At the opposite end of Wales from the Silures is north Wales. Here legend has it that Cardigan Bay results from a flood caused by a lock-keeper getting drunk and neglecting his duties. That lock-keeper was called Sethennin and this has been related to the names of Setantae and Setanta (= the pre-warrior-name Cu Chulann & the major hero of the Irish story called the Tain bo Cualgne). The Setantae were a tribe of British Celts placed by Ptolemy (2nd c. A.D. Roman) in what is now northwest England. The name relates to Setanta (the pre-warrior name of Cu Chulann & seen as the major hero of the main story in the tales named after Ulster [= the northernmost ancient Irish kingdom]). It may be relevant to note that Setanta/Cu Chulann was also "the small dark man"
Just a little north of the Setantae into what is now southwest Scotland was where Ptolemy put the British Celts called the Damnoni. This is but a slight difference of spelling from Dumnoni placed by Ptolemy in Cornwall/Devon and the Domnann placed by the Tain bo Cualgne (= Cattle-raid of Cooley = the Tain) in Leinster (the easternmost of the ancient Irish kingdoms). The basic root of what lies behind the names of the Dumnoni/Damnoni/Domnann was seen to be dubh.
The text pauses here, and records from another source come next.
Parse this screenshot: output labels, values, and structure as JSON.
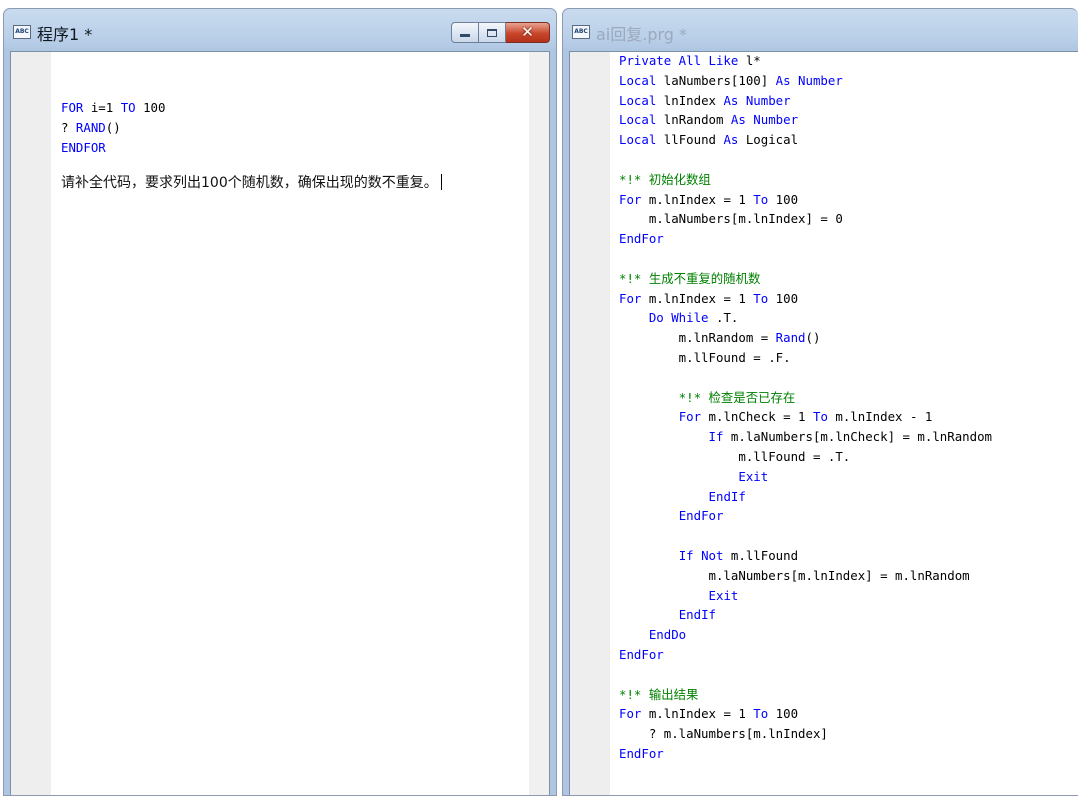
{
  "left_window": {
    "title": "程序1 *",
    "code_lines": [
      [
        {
          "t": "kw",
          "v": "FOR"
        },
        {
          "t": "tx",
          "v": " i=1 "
        },
        {
          "t": "kw",
          "v": "TO"
        },
        {
          "t": "tx",
          "v": " 100"
        }
      ],
      [
        {
          "t": "tx",
          "v": "? "
        },
        {
          "t": "kw",
          "v": "RAND"
        },
        {
          "t": "tx",
          "v": "()"
        }
      ],
      [
        {
          "t": "kw",
          "v": "ENDFOR"
        }
      ]
    ],
    "prompt_text": "请补全代码，要求列出100个随机数，确保出现的数不重复。"
  },
  "right_window": {
    "title": "ai回复.prg *",
    "code_lines": [
      [
        {
          "t": "kw",
          "v": "Private All Like"
        },
        {
          "t": "tx",
          "v": " l*"
        }
      ],
      [
        {
          "t": "kw",
          "v": "Local"
        },
        {
          "t": "tx",
          "v": " laNumbers[100] "
        },
        {
          "t": "kw",
          "v": "As Number"
        }
      ],
      [
        {
          "t": "kw",
          "v": "Local"
        },
        {
          "t": "tx",
          "v": " lnIndex "
        },
        {
          "t": "kw",
          "v": "As Number"
        }
      ],
      [
        {
          "t": "kw",
          "v": "Local"
        },
        {
          "t": "tx",
          "v": " lnRandom "
        },
        {
          "t": "kw",
          "v": "As Number"
        }
      ],
      [
        {
          "t": "kw",
          "v": "Local"
        },
        {
          "t": "tx",
          "v": " llFound "
        },
        {
          "t": "kw",
          "v": "As"
        },
        {
          "t": "tx",
          "v": " Logical"
        }
      ],
      [],
      [
        {
          "t": "cm",
          "v": "*!* 初始化数组"
        }
      ],
      [
        {
          "t": "kw",
          "v": "For"
        },
        {
          "t": "tx",
          "v": " m.lnIndex = 1 "
        },
        {
          "t": "kw",
          "v": "To"
        },
        {
          "t": "tx",
          "v": " 100"
        }
      ],
      [
        {
          "t": "tx",
          "v": "    m.laNumbers[m.lnIndex] = 0"
        }
      ],
      [
        {
          "t": "kw",
          "v": "EndFor"
        }
      ],
      [],
      [
        {
          "t": "cm",
          "v": "*!* 生成不重复的随机数"
        }
      ],
      [
        {
          "t": "kw",
          "v": "For"
        },
        {
          "t": "tx",
          "v": " m.lnIndex = 1 "
        },
        {
          "t": "kw",
          "v": "To"
        },
        {
          "t": "tx",
          "v": " 100"
        }
      ],
      [
        {
          "t": "tx",
          "v": "    "
        },
        {
          "t": "kw",
          "v": "Do While"
        },
        {
          "t": "tx",
          "v": " .T."
        }
      ],
      [
        {
          "t": "tx",
          "v": "        m.lnRandom = "
        },
        {
          "t": "kw",
          "v": "Rand"
        },
        {
          "t": "tx",
          "v": "()"
        }
      ],
      [
        {
          "t": "tx",
          "v": "        m.llFound = .F."
        }
      ],
      [],
      [
        {
          "t": "cm",
          "v": "        *!* 检查是否已存在"
        }
      ],
      [
        {
          "t": "tx",
          "v": "        "
        },
        {
          "t": "kw",
          "v": "For"
        },
        {
          "t": "tx",
          "v": " m.lnCheck = 1 "
        },
        {
          "t": "kw",
          "v": "To"
        },
        {
          "t": "tx",
          "v": " m.lnIndex - 1"
        }
      ],
      [
        {
          "t": "tx",
          "v": "            "
        },
        {
          "t": "kw",
          "v": "If"
        },
        {
          "t": "tx",
          "v": " m.laNumbers[m.lnCheck] = m.lnRandom"
        }
      ],
      [
        {
          "t": "tx",
          "v": "                m.llFound = .T."
        }
      ],
      [
        {
          "t": "tx",
          "v": "                "
        },
        {
          "t": "kw",
          "v": "Exit"
        }
      ],
      [
        {
          "t": "tx",
          "v": "            "
        },
        {
          "t": "kw",
          "v": "EndIf"
        }
      ],
      [
        {
          "t": "tx",
          "v": "        "
        },
        {
          "t": "kw",
          "v": "EndFor"
        }
      ],
      [],
      [
        {
          "t": "tx",
          "v": "        "
        },
        {
          "t": "kw",
          "v": "If Not"
        },
        {
          "t": "tx",
          "v": " m.llFound"
        }
      ],
      [
        {
          "t": "tx",
          "v": "            m.laNumbers[m.lnIndex] = m.lnRandom"
        }
      ],
      [
        {
          "t": "tx",
          "v": "            "
        },
        {
          "t": "kw",
          "v": "Exit"
        }
      ],
      [
        {
          "t": "tx",
          "v": "        "
        },
        {
          "t": "kw",
          "v": "EndIf"
        }
      ],
      [
        {
          "t": "tx",
          "v": "    "
        },
        {
          "t": "kw",
          "v": "EndDo"
        }
      ],
      [
        {
          "t": "kw",
          "v": "EndFor"
        }
      ],
      [],
      [
        {
          "t": "cm",
          "v": "*!* 输出结果"
        }
      ],
      [
        {
          "t": "kw",
          "v": "For"
        },
        {
          "t": "tx",
          "v": " m.lnIndex = 1 "
        },
        {
          "t": "kw",
          "v": "To"
        },
        {
          "t": "tx",
          "v": " 100"
        }
      ],
      [
        {
          "t": "tx",
          "v": "    ? m.laNumbers[m.lnIndex]"
        }
      ],
      [
        {
          "t": "kw",
          "v": "EndFor"
        }
      ]
    ]
  },
  "icons": {
    "window_icon": "ABC",
    "minimize": "minimize-icon",
    "maximize": "maximize-icon",
    "close": "close-icon"
  },
  "colors": {
    "keyword": "#0000ff",
    "comment": "#008000",
    "text": "#000000",
    "title_active": "#101820",
    "title_inactive": "#9aa9bc"
  }
}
This was also seen to mean black or very dark and this relates to yet more "small dark men" populating the Gaelic legends of west Scotland garbled as the Poems of Ossian by James MacPherson (18th/19th c. Scot.) and more authentically by John Campbell in Tales of the West Highlands (1865).
It should be said the builders of the Scottish stone circle at Callanish can be seen as small Africans, giant Africans or a possible mix of both. The figure seen as the main warrior of the Irish tale-cycle of the Ulster type under the name of Cu Chullan was also described as small and very dark. Otherwise, the Dubh Eirionach (= Black Irish) are mentioned by messrs Armstrong and Huxley (as the Alis ib.). Huxley put them mainly west of the River Shannon in west Munster.
By now it will be obvious there is ample testimony for Africo/Iberian sea-routes to west France and/or the British Isles. For that part of those islands that is Ireland, such as the writings of messrs. Raftery (The Iron Age in the Irish Sea Province ed. Charles Thomas 1972) plus the several papers by Sean O’Nuallain indicate the strong Iberian links of Munster plus Connacht (the westernmost kingdom of Ire.). This lies with the everyday things and accords with the accounts of Old-Irish literature showing the Iberian ancestry of the Milesians/Sons of Mil/Clann Milid (= the Proto-Gaels/Goidels of Ire.).
In the light of Raftery showing both the separate connections of Iberia and Cornwall and of Cornwall and west Munster, it is surely appropriate to allude to comments of Dathi O-hOgain (Myth, Legend & Romance: An Encycopedia of the Irish Folklore Tradition 1990). He notes that Land’s End plus Mizen Head as the most south-westerly points of Britain and Ireland respectively are marked by the Celtic Beler/Balar-names that very plainly head us back to the Atlantic coasts of west Africa and Iberia.